Он неторопливо отошел в сторону, натягивая кожаные перчатки. В витраже кафетерия были прекрасно видные его приятели, кадрящие тех двух девушек, что сидели сзади. Освященные внутренним светом, они напоминали актеров в театре теней. Его вдруг охватила дикая неприязнь к этим людям, ему стало мерзко, что он пожимал им руки при встрече, смотрел в их лица и зияющие зубной белизной пропасти глоток, порыв был настолько сильный, что его передернуло. Захотелось убраться отсюда прочь и поскорее.
- Это, вы как? Вам не плохо? - поинтересовался сердобольный уборщик, подковыляв к нему. От старика пахло сыростью, дешевым табаком, и еще какая-то примесь, видимо старческий пот, но запах показался ему и вполовину не таким отвратительным как одеколон той блондинки и ментол клерков.
- Да нет, все хорошо, - натянуто улыбнулся он, и потянулся за бумажником, - Благодарю за беспокойство.
- Э, нет, - категорически отрезал старик, - Ты мне не суй свои бумажки. Не надо.
Он посмотрел в его глаза и непроизвольно покраснел. Неуклюже, не попадая в карман, убрал бумажник. Старик переминался с ноги на ногу, сглатывая и сопя.
- Ты, это…. Бросай дурью маяться. Не твое место, не нашел ты еще свое место. Ты не выглядишь счастливым. Думай о будущем, понял? Радуйся каждому новому дню, радуйся, что живым в постели просыпаешься. Оно незаметно приходит. Раз и нету тебя. Жизнь такая штука. Вона, нанесет, - он махнул на кучу мусора, - и разгребаешь. Чего только не валяется, ей-богу. Всяко бывает, - не найдя что еще сказать, уборщик вернулся к своему занятию.

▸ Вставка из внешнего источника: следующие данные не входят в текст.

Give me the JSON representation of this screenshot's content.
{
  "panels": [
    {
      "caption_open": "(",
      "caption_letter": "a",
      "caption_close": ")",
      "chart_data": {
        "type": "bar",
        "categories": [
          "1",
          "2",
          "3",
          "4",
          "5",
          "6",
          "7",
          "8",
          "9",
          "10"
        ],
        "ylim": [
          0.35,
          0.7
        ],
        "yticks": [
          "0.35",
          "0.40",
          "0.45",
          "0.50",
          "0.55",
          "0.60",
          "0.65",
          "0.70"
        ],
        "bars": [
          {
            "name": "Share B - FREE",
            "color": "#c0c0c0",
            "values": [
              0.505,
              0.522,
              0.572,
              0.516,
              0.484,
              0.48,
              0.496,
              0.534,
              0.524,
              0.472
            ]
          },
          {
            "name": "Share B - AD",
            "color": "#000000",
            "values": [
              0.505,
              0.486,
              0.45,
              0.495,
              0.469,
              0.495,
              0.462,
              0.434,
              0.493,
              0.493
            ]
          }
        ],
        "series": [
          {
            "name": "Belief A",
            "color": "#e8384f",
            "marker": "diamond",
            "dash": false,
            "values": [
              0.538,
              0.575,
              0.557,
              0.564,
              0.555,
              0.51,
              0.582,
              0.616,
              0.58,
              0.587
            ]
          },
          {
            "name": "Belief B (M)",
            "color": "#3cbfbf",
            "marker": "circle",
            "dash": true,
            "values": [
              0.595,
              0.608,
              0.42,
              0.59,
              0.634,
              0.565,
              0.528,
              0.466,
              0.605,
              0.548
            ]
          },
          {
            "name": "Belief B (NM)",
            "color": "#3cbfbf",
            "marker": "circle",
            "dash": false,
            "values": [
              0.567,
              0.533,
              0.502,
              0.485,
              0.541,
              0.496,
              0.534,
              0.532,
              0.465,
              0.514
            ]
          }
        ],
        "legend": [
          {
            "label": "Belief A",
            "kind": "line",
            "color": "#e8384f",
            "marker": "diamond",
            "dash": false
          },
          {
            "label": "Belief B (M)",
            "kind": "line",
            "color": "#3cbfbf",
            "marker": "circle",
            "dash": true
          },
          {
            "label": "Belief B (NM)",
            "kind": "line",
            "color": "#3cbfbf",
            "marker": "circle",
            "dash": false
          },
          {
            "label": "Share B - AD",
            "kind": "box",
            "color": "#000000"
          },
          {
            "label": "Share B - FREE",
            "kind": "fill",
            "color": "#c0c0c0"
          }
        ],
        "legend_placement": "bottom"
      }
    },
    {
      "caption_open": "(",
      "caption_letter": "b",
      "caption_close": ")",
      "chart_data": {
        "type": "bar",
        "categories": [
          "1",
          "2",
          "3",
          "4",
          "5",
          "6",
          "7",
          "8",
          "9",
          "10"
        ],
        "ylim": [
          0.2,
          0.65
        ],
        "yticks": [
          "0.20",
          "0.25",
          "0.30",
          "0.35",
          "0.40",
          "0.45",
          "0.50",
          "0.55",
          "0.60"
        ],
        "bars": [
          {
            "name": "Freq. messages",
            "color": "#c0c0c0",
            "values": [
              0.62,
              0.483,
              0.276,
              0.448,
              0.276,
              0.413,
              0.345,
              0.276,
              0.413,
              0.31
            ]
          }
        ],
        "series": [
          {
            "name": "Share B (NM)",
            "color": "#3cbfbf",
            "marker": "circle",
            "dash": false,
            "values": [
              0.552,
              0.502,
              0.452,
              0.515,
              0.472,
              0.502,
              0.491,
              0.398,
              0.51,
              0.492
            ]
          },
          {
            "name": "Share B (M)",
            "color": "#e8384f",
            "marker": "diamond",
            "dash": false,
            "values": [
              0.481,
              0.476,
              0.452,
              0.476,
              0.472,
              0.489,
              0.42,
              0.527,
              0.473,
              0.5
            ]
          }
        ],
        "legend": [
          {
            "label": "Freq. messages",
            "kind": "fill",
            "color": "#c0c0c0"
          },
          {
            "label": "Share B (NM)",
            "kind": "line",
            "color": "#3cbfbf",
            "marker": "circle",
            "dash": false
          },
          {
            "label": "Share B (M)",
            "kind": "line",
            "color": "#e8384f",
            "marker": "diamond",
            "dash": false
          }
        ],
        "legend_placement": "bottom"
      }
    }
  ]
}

Мимо прошла гогочущая группа подростков. Один швырнул на асфальт пачку из под сухариков, другой - пустую пластиковую бутылку из-под газировки. Бутылка покатилась прочь, гонимая порывом. Он медленно зашагал против ветра, выискивая среди уткнувшихся в бордюр машин свой серебристый "BMW". Охранники меланхолично работали челюстями и за отсутствием стоящих внимания объектов, перекидывались короткими фразами по рации. Он отошел на такое расстояние, чтобы они потеряли его из виду, выудил большим и указательным пальцем наугад банкноту и поместил перед глазами на вытянутой руке. Билет Банка России трепыхался на ветру, словно стяг над парламентом в центре столицы. Он разжал пальцы и купюра улетела в темноту. Где-то за углом асфальт скребла метла.
Он отправился домой.
Жил он на пятом этаже. В подъезде как всегда перегорела лампочка, и прибавилось еще одной матерной надписью на беленой стене. На его этаже мигал бледно-лиловый неоновый свет, отбрасывающий резкие тени. Минуты две он гремел ключами у металлической двери. В шахте глухо гудел лифт. Забравшись в квартиру, не включая верхний свет, не раздеваясь, он отправился в ванную, ополоснулся холодной водой, кое-как стянул обувь, и повалился в кресло в зале.
Он наслаждался тишиной. Но тишина почему-то звенела. Еле уловимый барабанными перепонками звук будто тонкой иглой взрезал гармонию тишины. И он почти обрадовался, когда в дверь позвонили. Предусмотрительно стянув пальто и шапку, он отворил дверь.
На пороге стоял здоровенный мужик лет сорока.
- Здрасьте!
- Вам кого?
- Я ваш новый сосед. Из 242-ой. Пришел распить мировую, - и мужик гордо вытащил из кармана бутылку водки. Колосья. Русское поле. Розовощекая крестьянка с серпом, утирающая лоб после тяжелого дня. Ищите - да обрящете.
- Вовой зовут, - протянул толстую волосатую ручищу.
Он осторожно сунул в нее ладонь и открыл дверь пошире, давая ему пройти. Огляделся. На площадке кроме визитера никого. Его охватило странное оцепенение.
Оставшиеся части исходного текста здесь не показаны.